Hoda Afshar’s series "Under Western Eyes" comprises digitally manipulated photographs that are designed to shift the conversation around the representation of Islamic women as subjugated and suppressed. Afshar, who is originally from Iran now lives in Melbourne where she is a practicing photographic artist.
Afshar believes "Veiled women are often described as a homogeneous group and mostly pictured as powerless subjects with their veil either symbolizing oppression or an exotic commodity...
“In Western societies, the veil is mostly seen as unknown, threatening and mysterious and it always provokes strong reactions and counter-reactions. What is quite interesting to me though, is the paradoxical nature of these reactions that are often changed by the world events and responses towards Muslim communities.”Afshar says her intention with this series is to “question the system in which these stereotypes are fabricated and commoditized and also question the works of many of the artists of Muslim background whose practices feed into this climate of sympathy for Islamic women”.

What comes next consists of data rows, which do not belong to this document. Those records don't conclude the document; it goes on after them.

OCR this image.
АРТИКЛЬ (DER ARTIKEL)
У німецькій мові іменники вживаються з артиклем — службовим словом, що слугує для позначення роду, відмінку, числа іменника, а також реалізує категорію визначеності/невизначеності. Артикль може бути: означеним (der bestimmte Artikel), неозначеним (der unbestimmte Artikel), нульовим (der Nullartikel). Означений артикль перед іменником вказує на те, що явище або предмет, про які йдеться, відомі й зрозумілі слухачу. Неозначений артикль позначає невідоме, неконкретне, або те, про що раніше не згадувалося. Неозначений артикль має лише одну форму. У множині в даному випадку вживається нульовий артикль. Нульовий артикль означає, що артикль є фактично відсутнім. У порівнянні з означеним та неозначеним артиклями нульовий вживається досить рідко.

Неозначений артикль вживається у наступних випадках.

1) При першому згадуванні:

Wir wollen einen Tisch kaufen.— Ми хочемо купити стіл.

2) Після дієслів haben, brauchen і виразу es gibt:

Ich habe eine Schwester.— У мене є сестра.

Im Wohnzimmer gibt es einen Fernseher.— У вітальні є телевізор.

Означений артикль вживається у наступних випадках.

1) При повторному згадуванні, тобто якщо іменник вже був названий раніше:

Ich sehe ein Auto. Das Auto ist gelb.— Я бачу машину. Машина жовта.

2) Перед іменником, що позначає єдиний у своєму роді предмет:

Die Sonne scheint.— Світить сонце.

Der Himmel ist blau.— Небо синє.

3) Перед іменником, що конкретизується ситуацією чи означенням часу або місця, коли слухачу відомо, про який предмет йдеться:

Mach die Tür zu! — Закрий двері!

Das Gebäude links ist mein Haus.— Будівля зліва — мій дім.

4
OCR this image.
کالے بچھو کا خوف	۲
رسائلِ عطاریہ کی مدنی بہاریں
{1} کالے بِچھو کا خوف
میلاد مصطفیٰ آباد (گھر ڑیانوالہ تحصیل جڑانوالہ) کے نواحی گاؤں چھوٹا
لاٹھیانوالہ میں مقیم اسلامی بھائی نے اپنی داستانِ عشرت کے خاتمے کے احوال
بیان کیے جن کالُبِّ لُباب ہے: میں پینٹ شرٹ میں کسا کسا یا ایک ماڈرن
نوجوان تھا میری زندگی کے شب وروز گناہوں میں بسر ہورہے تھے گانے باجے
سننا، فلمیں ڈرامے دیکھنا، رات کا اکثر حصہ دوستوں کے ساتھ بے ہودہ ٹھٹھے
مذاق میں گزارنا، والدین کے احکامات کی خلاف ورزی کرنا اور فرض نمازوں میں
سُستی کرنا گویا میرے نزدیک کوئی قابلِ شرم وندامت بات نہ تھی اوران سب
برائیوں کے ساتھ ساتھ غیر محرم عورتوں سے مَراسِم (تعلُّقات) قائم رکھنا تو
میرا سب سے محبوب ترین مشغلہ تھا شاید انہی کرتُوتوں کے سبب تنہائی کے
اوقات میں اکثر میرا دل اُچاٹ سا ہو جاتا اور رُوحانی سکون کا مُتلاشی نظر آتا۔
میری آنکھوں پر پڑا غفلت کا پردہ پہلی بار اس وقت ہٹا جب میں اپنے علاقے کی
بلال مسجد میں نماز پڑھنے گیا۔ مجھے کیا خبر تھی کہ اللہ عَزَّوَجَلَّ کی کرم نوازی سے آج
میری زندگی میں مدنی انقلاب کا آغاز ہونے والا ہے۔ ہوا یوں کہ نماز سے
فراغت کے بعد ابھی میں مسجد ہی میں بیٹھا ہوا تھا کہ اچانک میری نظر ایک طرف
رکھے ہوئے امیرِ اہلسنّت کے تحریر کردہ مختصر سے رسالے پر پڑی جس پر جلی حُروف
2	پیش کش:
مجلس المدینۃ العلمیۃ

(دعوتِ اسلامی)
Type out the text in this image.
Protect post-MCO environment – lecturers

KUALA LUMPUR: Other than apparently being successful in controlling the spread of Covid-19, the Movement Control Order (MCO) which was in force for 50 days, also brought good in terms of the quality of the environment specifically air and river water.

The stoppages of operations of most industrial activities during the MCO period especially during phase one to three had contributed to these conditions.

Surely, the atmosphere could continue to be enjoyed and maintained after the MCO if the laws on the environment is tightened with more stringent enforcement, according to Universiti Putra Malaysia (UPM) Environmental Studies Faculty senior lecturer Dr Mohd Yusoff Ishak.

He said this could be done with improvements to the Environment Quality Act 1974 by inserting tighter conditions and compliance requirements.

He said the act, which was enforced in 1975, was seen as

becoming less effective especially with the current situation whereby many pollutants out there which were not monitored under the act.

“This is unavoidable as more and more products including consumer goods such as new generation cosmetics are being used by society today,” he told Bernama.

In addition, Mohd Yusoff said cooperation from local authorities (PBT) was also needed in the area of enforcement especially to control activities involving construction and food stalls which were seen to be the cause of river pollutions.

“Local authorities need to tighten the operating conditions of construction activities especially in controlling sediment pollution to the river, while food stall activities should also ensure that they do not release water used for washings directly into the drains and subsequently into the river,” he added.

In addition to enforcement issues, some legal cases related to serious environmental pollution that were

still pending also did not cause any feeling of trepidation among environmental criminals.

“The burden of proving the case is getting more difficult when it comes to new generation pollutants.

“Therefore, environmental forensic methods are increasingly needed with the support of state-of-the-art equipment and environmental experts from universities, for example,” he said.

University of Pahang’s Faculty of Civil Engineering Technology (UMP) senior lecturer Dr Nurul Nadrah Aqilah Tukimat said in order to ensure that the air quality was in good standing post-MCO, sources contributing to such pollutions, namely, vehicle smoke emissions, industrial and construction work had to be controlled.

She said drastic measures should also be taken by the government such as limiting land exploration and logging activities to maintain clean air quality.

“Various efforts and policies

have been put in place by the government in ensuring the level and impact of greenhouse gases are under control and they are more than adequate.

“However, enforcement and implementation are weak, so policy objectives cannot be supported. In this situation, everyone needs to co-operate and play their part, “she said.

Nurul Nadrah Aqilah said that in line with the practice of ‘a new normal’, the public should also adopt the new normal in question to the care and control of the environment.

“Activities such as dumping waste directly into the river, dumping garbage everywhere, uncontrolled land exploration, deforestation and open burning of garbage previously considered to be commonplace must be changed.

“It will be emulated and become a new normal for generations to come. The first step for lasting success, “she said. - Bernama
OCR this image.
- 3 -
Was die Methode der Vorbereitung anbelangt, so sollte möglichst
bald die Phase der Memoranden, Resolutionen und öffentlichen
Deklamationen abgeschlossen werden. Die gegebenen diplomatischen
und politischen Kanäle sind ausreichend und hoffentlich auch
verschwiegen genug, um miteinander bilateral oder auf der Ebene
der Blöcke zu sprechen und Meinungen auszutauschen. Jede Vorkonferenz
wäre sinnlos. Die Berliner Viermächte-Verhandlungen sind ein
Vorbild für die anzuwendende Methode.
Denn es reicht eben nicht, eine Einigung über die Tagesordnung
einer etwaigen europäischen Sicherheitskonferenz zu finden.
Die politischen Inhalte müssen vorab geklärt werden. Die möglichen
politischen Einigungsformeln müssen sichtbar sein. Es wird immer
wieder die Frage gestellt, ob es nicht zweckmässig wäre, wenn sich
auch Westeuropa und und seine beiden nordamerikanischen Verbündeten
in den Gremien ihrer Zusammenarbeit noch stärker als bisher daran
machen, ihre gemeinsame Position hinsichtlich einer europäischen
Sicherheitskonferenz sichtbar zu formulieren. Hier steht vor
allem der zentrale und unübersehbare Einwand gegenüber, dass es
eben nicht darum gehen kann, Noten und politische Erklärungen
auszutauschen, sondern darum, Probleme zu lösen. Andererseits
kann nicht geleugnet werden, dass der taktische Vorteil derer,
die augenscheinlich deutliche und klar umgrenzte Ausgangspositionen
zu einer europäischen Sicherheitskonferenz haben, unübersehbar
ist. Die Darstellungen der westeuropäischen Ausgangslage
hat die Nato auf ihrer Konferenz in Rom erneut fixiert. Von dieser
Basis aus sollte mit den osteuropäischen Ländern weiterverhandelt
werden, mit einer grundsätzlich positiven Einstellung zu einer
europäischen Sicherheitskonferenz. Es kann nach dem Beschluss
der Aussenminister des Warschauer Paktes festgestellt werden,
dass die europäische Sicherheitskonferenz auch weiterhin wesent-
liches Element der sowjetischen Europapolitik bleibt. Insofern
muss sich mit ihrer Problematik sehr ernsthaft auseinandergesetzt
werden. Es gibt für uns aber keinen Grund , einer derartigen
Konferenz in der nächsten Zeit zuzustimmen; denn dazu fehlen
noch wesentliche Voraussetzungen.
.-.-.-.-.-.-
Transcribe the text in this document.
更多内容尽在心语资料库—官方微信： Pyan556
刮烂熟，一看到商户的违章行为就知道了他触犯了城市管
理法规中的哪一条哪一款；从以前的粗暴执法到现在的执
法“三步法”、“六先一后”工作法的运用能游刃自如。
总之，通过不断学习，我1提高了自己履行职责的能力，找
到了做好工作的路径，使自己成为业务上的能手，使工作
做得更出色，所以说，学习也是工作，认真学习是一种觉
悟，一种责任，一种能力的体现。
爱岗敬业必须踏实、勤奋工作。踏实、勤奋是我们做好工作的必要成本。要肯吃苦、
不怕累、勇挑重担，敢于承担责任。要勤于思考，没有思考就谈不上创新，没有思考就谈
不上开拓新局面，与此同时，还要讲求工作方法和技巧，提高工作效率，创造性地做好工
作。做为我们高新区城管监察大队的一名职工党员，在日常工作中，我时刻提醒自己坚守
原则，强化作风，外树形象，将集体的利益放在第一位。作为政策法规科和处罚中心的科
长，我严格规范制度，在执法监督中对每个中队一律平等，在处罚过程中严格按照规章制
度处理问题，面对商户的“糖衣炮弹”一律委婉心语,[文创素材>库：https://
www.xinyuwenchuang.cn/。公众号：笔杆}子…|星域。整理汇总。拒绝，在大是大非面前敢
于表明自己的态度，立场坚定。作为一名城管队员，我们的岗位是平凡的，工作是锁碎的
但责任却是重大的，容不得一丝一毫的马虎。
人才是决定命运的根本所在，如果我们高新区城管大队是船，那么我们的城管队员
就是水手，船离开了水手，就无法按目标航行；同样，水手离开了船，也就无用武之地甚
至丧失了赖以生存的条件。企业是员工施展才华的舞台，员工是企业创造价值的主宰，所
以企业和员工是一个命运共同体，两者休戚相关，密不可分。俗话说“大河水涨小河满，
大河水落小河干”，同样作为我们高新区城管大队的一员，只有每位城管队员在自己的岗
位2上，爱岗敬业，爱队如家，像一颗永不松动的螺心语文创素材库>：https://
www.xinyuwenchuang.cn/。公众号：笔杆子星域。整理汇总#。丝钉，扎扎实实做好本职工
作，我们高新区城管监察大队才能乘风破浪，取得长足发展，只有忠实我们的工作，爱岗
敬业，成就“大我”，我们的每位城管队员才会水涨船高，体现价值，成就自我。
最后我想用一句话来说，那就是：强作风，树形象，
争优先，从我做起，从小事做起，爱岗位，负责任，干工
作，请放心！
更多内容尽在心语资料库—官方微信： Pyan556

Afshar doesn’t dispute the veil “as a forced enclosure” and has no intention “to deny the oppression of many women in Islamic regions. I just believe that this issue has been strongly highlighted, overtly discussed and has become the only expected theme in representing the identity of Muslim women in the West. I do not judge that all the women who wear the veil are forced into it; for many it is a personal choice that they make based on their religious or cultural beliefs. Not all women of the Islamic background wear the veil or share the same belief or ideology, but unfortunately in the West, we only get to hear the voices of misery and negativity”.